Zöllner setzt einen Vorteilsausgleich dagegen. Der besteht darin, dass Länder, die viele Studierende anziehen und ausbilden, dafür auch belohnt werden. Denn die Hochschulen bekommen für jeden Studenten, der nicht aus dem eigenen Bundesland kommt, einen Ausgleichsbetrag – und zwar in Höhe der tatsächlichen Kosten. In der Schweiz, wo es ein solches Modell bereits gibt, liegen die Ausgleichsbeträge für Geisteswissenschaften bei 6.000 Euro jährlich, für Medizin und Ingenieurswissenschaften bei 15.000 Euro (Grundstudium) bzw. 30.000 Euro (Hauptstudium).

Doch Zöllners Modell wird nicht kommen. Es ist zu komplex, zu intelligent, um sich gegen die einfache, stets auf das eigene Bundesland bezogene Gebührenlösung durchzusetzen. Und, das ist das Wichtigste, Zöllner hat einen schweren strategischen Fehler begangen. Er half den reichen Südstaaten, als sie das Eliteprogramm des Bundes auf ihrer Bedürfnisse zurechtschnitten. Aber jetzt, wo Zöllner deren Zustimmung gebrauchen könnte, lassen ihn die Kollegen der starken Bundesländer hängen. Sie brauchen ihn nicht mehr. Der weise Mann hat seine Schuldigkeit getan. Zöllner darf in einer Arbeitsgruppe mit Sachsen weiter an seinem Modell basteln. Verwirklichen aber wird es niemand, nicht in den Zeiten des Konkurrenzföderalismus.

Wahlempfehlung: Zöllner darf in den Ruhestand – oder seine Alternative verwirklichen: Strafzölle, die nur für Hochbegabte aufgehoben werden.

Jan-Hendrik Olbertz: Unbeteiligter Aufsteiger

Wenn man sieht, wie entrückt, beinahe ziellos Jan-Hendrik Olbertz herumspaziert, dann glaubt man gar nicht, dass er sich in einem Schlangenpfuhl der Macht behaupten könnte. Der sachsen-anhalterische Kultusminister aber wird sich alsbald in einem solchen befinden. Er soll das altbackene Bildungsprogramm der CDU ins 21. Jahrhundert beamen. Zu diesem Zweck leitet er eine von CDU-Generalsekretär Ronald Pofalla erfundene Bildungskommission. Im steht dabei zur Seite Familienministerin Ursula von der Leyen. Oder wird sie ihm eher in die Seite fallen? Vielleicht passen die beiden auch prima zusammen.

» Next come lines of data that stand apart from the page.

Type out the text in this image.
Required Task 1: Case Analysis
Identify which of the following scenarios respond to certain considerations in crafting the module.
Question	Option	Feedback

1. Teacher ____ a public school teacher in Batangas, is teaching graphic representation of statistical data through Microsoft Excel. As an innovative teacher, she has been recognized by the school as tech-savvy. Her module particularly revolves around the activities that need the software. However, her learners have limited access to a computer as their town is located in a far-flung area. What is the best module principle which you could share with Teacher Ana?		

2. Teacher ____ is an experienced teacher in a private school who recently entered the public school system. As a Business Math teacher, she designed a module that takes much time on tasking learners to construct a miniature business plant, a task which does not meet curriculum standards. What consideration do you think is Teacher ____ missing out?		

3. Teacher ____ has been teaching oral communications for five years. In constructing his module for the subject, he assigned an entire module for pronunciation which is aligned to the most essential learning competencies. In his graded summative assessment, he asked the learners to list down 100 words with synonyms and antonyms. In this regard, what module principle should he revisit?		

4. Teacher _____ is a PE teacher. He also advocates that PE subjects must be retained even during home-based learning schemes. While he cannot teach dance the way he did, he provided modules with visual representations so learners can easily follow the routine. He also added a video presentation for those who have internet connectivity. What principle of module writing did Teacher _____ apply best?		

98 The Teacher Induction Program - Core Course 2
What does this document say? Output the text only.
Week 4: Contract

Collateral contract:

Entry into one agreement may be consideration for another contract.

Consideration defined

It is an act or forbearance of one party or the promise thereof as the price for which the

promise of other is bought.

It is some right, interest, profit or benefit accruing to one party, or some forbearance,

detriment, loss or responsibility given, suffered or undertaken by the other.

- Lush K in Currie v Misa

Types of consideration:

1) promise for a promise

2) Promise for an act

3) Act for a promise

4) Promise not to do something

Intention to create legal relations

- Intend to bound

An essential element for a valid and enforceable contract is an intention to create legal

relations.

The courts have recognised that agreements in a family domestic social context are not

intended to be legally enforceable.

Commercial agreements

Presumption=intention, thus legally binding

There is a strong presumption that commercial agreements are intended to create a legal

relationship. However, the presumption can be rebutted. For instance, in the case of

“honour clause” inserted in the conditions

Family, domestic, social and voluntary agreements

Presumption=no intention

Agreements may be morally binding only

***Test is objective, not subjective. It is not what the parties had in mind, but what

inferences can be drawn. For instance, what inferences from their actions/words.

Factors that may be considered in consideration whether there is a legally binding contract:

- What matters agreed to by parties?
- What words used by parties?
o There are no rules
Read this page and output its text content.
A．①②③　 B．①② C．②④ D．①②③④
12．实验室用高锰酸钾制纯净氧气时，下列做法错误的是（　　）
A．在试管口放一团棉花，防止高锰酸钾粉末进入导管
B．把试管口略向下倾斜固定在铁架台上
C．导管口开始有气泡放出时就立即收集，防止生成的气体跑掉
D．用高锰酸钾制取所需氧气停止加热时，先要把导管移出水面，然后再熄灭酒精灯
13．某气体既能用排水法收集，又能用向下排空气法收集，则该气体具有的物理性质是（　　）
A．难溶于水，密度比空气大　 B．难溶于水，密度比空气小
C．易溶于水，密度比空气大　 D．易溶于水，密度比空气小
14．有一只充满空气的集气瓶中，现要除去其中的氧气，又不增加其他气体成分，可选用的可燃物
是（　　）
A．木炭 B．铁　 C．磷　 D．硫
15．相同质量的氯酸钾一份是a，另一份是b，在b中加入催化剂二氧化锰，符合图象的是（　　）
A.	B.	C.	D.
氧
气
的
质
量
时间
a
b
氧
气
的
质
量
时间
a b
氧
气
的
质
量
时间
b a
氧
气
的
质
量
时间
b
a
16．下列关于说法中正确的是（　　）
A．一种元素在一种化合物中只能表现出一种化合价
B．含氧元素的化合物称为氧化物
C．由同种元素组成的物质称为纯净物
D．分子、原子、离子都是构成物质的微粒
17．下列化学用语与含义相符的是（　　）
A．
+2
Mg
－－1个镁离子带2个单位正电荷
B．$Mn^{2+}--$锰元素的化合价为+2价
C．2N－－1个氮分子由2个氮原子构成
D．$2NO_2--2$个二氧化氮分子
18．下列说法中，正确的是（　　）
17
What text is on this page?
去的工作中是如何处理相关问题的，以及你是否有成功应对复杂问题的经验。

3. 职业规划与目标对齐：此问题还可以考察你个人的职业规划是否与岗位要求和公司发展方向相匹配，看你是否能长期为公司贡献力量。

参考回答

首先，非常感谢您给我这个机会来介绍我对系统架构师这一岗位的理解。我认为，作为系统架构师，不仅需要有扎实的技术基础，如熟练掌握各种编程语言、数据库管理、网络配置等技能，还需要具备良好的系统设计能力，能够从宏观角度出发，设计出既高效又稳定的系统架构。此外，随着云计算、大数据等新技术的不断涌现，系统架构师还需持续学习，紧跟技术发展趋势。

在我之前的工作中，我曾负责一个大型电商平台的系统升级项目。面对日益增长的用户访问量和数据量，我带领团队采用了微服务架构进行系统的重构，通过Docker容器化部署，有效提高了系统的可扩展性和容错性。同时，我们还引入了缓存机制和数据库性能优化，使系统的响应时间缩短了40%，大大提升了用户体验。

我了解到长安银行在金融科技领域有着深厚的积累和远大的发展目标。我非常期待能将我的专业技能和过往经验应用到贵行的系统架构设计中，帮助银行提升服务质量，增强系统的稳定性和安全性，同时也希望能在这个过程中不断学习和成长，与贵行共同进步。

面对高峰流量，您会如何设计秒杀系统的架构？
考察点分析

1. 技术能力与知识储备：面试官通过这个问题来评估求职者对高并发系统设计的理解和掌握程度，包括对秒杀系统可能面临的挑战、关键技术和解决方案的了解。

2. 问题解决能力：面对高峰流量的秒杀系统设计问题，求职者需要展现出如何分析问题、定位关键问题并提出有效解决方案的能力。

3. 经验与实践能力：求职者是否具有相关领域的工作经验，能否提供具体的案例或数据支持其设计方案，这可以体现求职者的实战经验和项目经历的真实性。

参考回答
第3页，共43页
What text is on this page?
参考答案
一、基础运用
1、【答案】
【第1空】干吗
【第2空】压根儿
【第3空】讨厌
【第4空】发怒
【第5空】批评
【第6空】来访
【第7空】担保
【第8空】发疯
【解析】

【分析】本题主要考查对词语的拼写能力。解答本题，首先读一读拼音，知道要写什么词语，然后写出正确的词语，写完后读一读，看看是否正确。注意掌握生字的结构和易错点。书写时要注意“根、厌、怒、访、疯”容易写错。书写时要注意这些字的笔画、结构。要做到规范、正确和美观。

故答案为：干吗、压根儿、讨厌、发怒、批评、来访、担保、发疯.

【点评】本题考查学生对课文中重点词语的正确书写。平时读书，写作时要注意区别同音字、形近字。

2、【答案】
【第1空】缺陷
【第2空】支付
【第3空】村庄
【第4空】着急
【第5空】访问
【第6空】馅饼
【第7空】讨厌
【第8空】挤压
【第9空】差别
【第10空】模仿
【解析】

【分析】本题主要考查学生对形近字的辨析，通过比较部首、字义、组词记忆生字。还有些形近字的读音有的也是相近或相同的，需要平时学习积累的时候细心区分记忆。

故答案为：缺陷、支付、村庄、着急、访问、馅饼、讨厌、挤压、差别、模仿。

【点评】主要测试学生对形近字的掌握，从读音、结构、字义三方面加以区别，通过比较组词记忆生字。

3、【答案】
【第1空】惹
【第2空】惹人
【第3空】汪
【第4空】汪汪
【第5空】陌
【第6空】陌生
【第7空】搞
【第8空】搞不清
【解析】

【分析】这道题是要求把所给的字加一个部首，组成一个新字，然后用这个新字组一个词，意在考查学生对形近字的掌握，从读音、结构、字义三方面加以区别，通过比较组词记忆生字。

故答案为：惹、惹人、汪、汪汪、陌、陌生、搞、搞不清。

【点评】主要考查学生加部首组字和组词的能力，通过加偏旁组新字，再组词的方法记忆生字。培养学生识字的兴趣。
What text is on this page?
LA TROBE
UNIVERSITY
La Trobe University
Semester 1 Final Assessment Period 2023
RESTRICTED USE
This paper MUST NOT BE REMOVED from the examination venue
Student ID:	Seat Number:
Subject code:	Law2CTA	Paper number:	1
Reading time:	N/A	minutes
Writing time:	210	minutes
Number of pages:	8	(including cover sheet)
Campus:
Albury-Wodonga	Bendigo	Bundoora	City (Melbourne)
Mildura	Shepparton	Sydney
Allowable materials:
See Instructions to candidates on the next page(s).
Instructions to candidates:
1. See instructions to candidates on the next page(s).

Schon Olbertz’ Weg in die Politik ist so mäandernd, wie man es nur von einem Ostdeutschen erwarten kann. Der 51-Jährige begann als Erzieher in einem Hort, wurde mit 24 Oberstufenlehrer für Deutsch und Musik, nach einem Forschungsaufenthalt in Leningrad habilitierte sich Olbertz in Andragogik, sprich Erwachsenenpädagogik. Mit 36 wurde er Professor. In die Politik kam er parteilos, aber auf CDU-Ticket, als Ministerpräsident Wolfgang Böhmer (CDU) 2002 ihn in sein Kabinett berief.

Da war er also plötzlich Minister – und machte so unkonventionell weiter. Olbertz empfängt Redakteure von Studentenzeitungen zu sehr langen Interviews und sehr abseitigen Themen. Er antwortet auf die Frage, warum denn Sachsen-Anhalt bei der neuen Pisa-Studie so gut abgeschnitten habe, mit dem entwaffnenden Bekenntnis, an der Bildungspolitik könne es jedenfalls nicht gelegen haben. Ronald Pofalla wird noch viel Freude an Olbertz haben.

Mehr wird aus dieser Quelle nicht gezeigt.